Burrow, a Trousdale native, has overseen the building of a permanent location for the Red Boiling Springs branch of the library, as well as being heavily involved in the expansion project that is currently underway at the Lafayette branch.
“It’s been a dream of mine for a while, to do this multi-purpose room at the library. With the children’s programs, we were getting over 200 people in here. It goes to show that there’s an audience for free, quality entertainment. So this will enable us to do our children’s programing more comfortably. And something else I’ve always been interested in, but we haven’t had the room to accommodate it, is adult programming. Perhaps a lecture series… I just think it will be a huge service to the community.”
With a BS in Communications from the University of Tennessee and a TN library manager certification, Burrow has worked as a Communications Specialist with the Tennessee Valley Authority, Assistant Editor at a local newspaper, Director of Communications and PR at the Pennsylvania Health Care Association, City Communications/Media Relations Assistant to Mayor Stephen r. Reed in PA, and Executive Director of the Alzheimer’s Association (South/Central PA chapter).
She lived in Pennsylvania for about ten of her working years, but came back to Tennessee in 1994. “When you get that call in the middle of the night that a loved one is hospitalized and they’re gathering the family and you’re that far away, there comes a time when you want to come on home. I wouldn’t take anything for my time rambling around, but there’s no place like home.”
Burrow said she had several reasons for taking her retirement at this particular time.
“First of all, it’s what’s best for my family, and for me,” said Burrow. “Secondly, I feel—and the board has disagreed with me on this—I feel it is best for our library system.
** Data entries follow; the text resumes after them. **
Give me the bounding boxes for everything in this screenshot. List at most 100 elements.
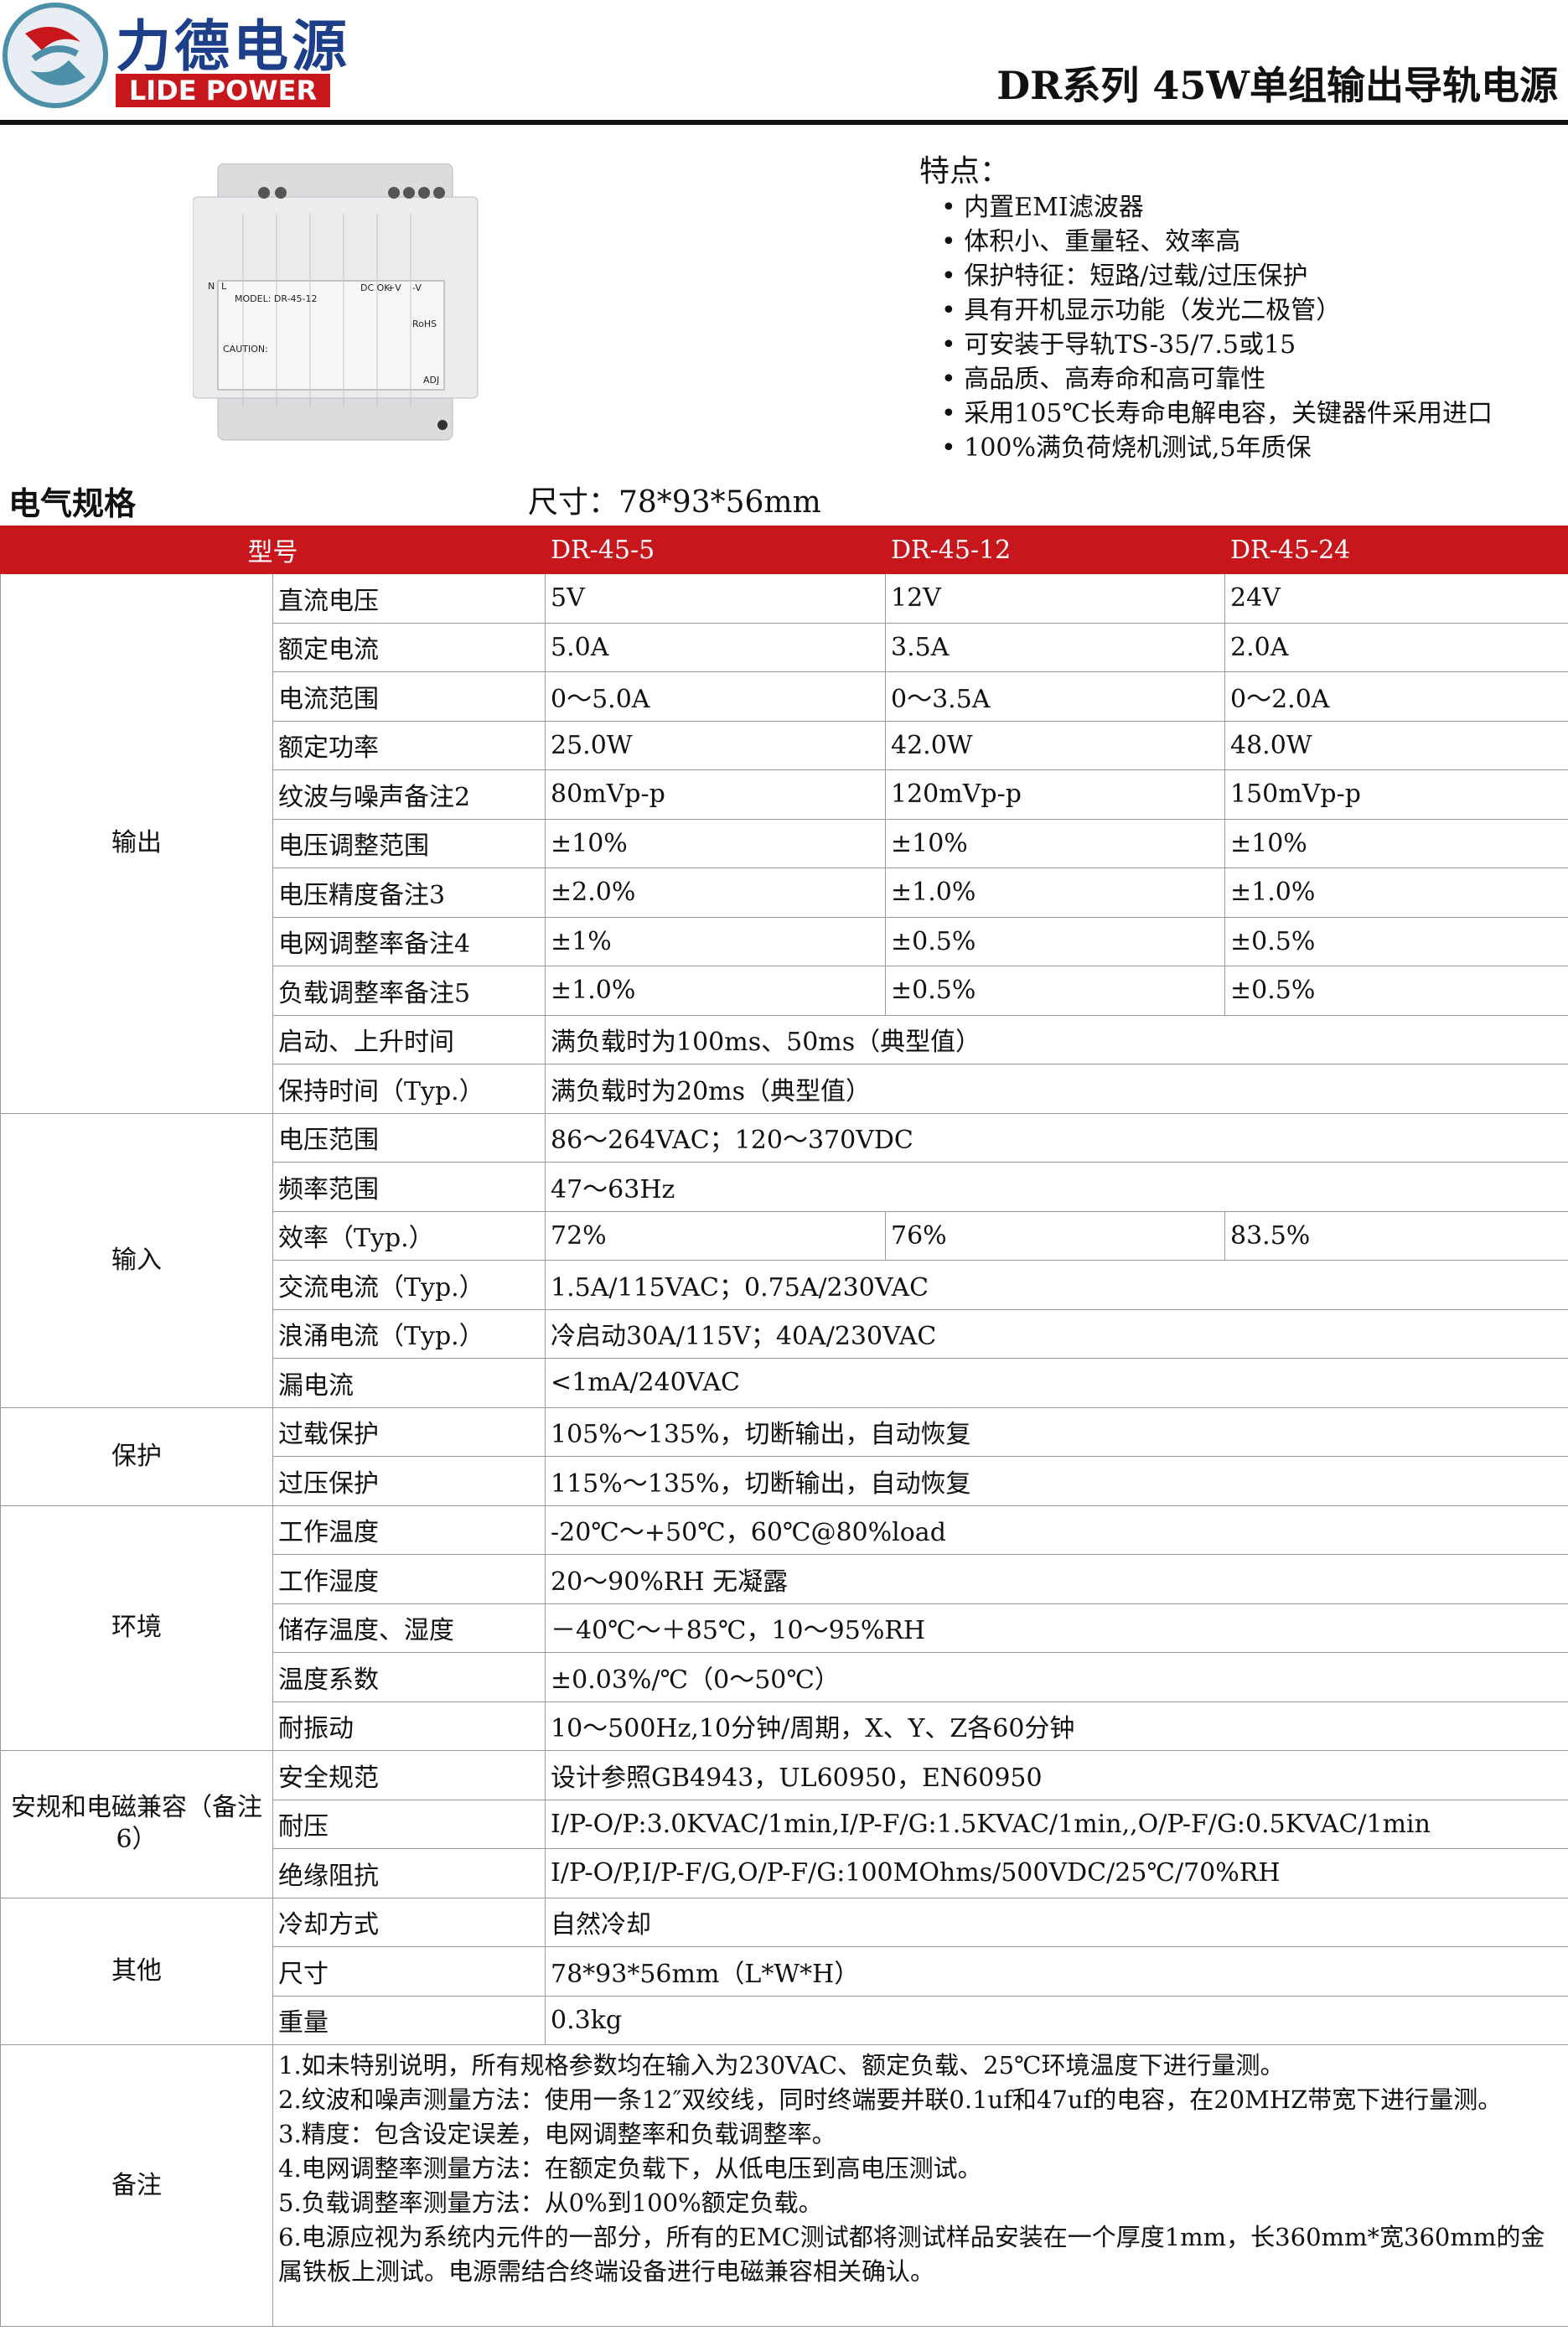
table-row: 安规和电磁兼容（备注6） 安全规范 设计参照GB4943，UL60950，EN609… [0,1750,1568,1898]
param-name: 工作温度 [272,1505,546,1555]
note-line: 2.纹波和噪声测量方法：使用一条12″双绞线，同时终端要并联0.1uf和47uf… [278,2085,1503,2114]
param-value: ±10% [1224,818,1568,868]
table-row: 输出 直流电压 5V 12V 24V [0,573,1568,1114]
feature-item: • 采用105℃长寿命电解电容，关键器件采用进口 [941,399,1493,428]
param-value: 0～3.5A [885,671,1225,722]
table-row: 其他 冷却方式 自然冷却 [0,1897,1568,2045]
group-label: 输出 [0,573,273,1114]
table-row: 环境 工作温度 -20℃～+50℃，60℃@80%load [0,1505,1568,1751]
param-name: 启动、上升时间 [272,1014,546,1064]
param-name: 过压保护 [272,1456,546,1506]
logo-english: LIDE POWER [116,74,330,107]
notes-row: 备注 1.如未特别说明，所有规格参数均在输入为230VAC、额定负载、25℃环境温… [0,2044,1568,2327]
table-row: 耐压 I/P-O/P:3.0KVAC/1min,I/P-F/G:1.5KVAC/1… [1,1799,1568,1849]
header-cell: 型号 [0,526,546,574]
table-row: 耐振动 10～500Hz,10分钟/周期，X、Y、Z各60分钟 [1,1701,1568,1751]
section-size: 尺寸：78*93*56mm [528,485,821,520]
note-line: 6.电源应视为系统内元件的一部分，所有的EMC测试都将测试样品安装在一个厚度1m… [278,2223,1545,2286]
param-value: ±0.5% [1224,966,1568,1016]
param-value: 0～2.0A [1224,671,1568,722]
table-row: 负载调整率备注5 ±1.0% ±0.5% ±0.5% [1,966,1568,1016]
param-value: ±10% [545,818,886,868]
param-value: 72% [545,1210,886,1261]
logo-mark [3,3,108,108]
param-name: 尺寸 [272,1946,546,1997]
group-label: 安规和电磁兼容（备注6） [0,1750,273,1898]
param-name: 浪涌电流（Typ.） [272,1308,546,1359]
param-name: 直流电压 [272,573,546,624]
note-line: 5.负载调整率测量方法：从0%到100%额定负载。 [278,2188,823,2217]
param-name: 负载调整率备注5 [272,966,546,1016]
table-row: 温度系数 ±0.03%/℃（0～50℃） [1,1652,1568,1702]
param-name: 效率（Typ.） [272,1210,546,1261]
param-name: 纹波与噪声备注2 [272,769,546,820]
param-value: ±0.5% [1224,916,1568,966]
param-name: 安全规范 [272,1750,546,1800]
table-row: 浪涌电流（Typ.） 冷启动30A/115V；40A/230VAC [1,1308,1568,1359]
table-row: 工作湿度 20～90%RH 无凝露 [1,1554,1568,1604]
feature-item: • 高品质、高寿命和高可靠性 [941,365,1266,394]
param-value: ±1.0% [885,868,1225,918]
param-value: I/P-O/P:3.0KVAC/1min,I/P-F/G:1.5KVAC/1mi… [545,1799,1568,1849]
logo-text: 力德电源 [116,14,350,79]
table-row: 输入 电压范围 86～264VAC；120～370VDC [0,1112,1568,1408]
param-value: 10～500Hz,10分钟/周期，X、Y、Z各60分钟 [545,1701,1568,1751]
note-line: 3.精度：包含设定误差，电网调整率和负载调整率。 [278,2120,836,2148]
note-line: 4.电网调整率测量方法：在额定负载下，从低电压到高电压测试。 [278,2154,982,2183]
param-value: ±0.5% [885,916,1225,966]
group-label: 输入 [0,1112,273,1408]
product-label: N [208,281,215,292]
table-row: 绝缘阻抗 I/P-O/P,I/P-F/G,O/P-F/G:100MOhms/500… [1,1848,1568,1898]
param-name: 保持时间（Typ.） [272,1064,546,1114]
table-row: 电流范围 0～5.0A 0～3.5A 0～2.0A [1,671,1568,722]
param-name: 温度系数 [272,1652,546,1702]
product-label: +V [387,282,401,293]
param-value: －40℃～＋85℃，10～95%RH [545,1603,1568,1653]
param-name: 绝缘阻抗 [272,1848,546,1898]
param-value: 25.0W [545,720,886,770]
param-name: 过载保护 [272,1406,546,1457]
table-body: 输出 直流电压 5V 12V 24V 额定电流 5.0A 3.5A 2.0A 电流范围 0～5.0A… [0,573,1568,2327]
param-value: ±1% [545,916,886,966]
param-value: 0～5.0A [545,671,886,722]
notes-label: 备注 [0,2044,273,2327]
param-value: <1mA/240VAC [545,1358,1568,1408]
param-value: 80mVp-p [545,769,886,820]
product-label: -V [412,282,422,293]
table-row: 保护 过载保护 105%～135%，切断输出，自动恢复 [0,1406,1568,1506]
param-name: 电压精度备注3 [272,868,546,918]
group-label: 环境 [0,1505,273,1751]
header-cell: DR-45-12 [885,526,1225,574]
param-value: 0.3kg [545,1995,1568,2045]
param-value: 5V [545,573,886,624]
param-value: 满负载时为100ms、50ms（典型值） [545,1014,1568,1064]
param-value: 115%～135%，切断输出，自动恢复 [545,1456,1568,1506]
features-title: 特点： [919,154,1011,189]
group-label: 其他 [0,1897,273,2045]
param-value: I/P-O/P,I/P-F/G,O/P-F/G:100MOhms/500VDC/… [545,1848,1568,1898]
doc-title: DR系列 45W单组输出导轨电源 [996,63,1558,108]
header-cell: DR-45-5 [545,526,886,574]
feature-item: • 具有开机显示功能（发光二极管） [941,296,1342,325]
param-value: -20℃～+50℃，60℃@80%load [545,1505,1568,1555]
param-value: 150mVp-p [1224,769,1568,820]
param-value: 86～264VAC；120～370VDC [545,1112,1568,1163]
features: 特点： • 内置EMI滤波器 • 体积小、重量轻、效率高 • 保护特征：短路/过载/… [919,153,1493,465]
param-name: 冷却方式 [272,1897,546,1947]
param-value: 冷启动30A/115V；40A/230VAC [545,1308,1568,1359]
param-name: 储存温度、湿度 [272,1603,546,1653]
param-value: 42.0W [885,720,1225,770]
param-value: 3.5A [885,622,1225,672]
product-label: DC OK [360,282,391,293]
table-row: 效率（Typ.） 72% 76% 83.5% [1,1210,1568,1261]
param-value: ±0.03%/℃（0～50℃） [545,1652,1568,1702]
param-name: 重量 [272,1995,546,2045]
param-value: 24V [1224,573,1568,624]
param-value: 78*93*56mm（L*W*H） [545,1946,1568,1997]
table-row: 电网调整率备注4 ±1% ±0.5% ±0.5% [1,916,1568,966]
param-value: 2.0A [1224,622,1568,672]
feature-item: • 内置EMI滤波器 [941,193,1144,222]
param-value: 83.5% [1224,1210,1568,1261]
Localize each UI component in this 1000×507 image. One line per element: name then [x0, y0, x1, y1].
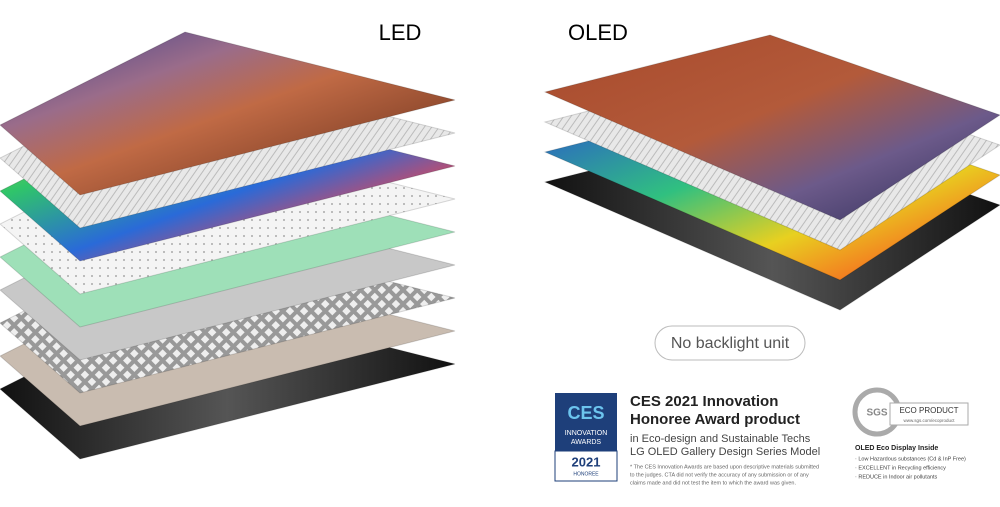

I think new eyes, fresh attitudes, will be good for our system.
“We’ve all seen, somewhere along the line, that person that stays long past the point that they’re a help, into the point that they’re a hindrance. I don’t want to be that person.”
Burrow said she also looks forward to spending more time with retired husband Steve Burrow and other family.
“I’m confident that it’s certainly the best and the right decision, but it has been a labor of love for me. I can’t tell you how I will miss it. I’ve just loved it, and I’ve loved our patrons, I’ve loved the people I’ve worked with. This county is blessed with an excellent library board.”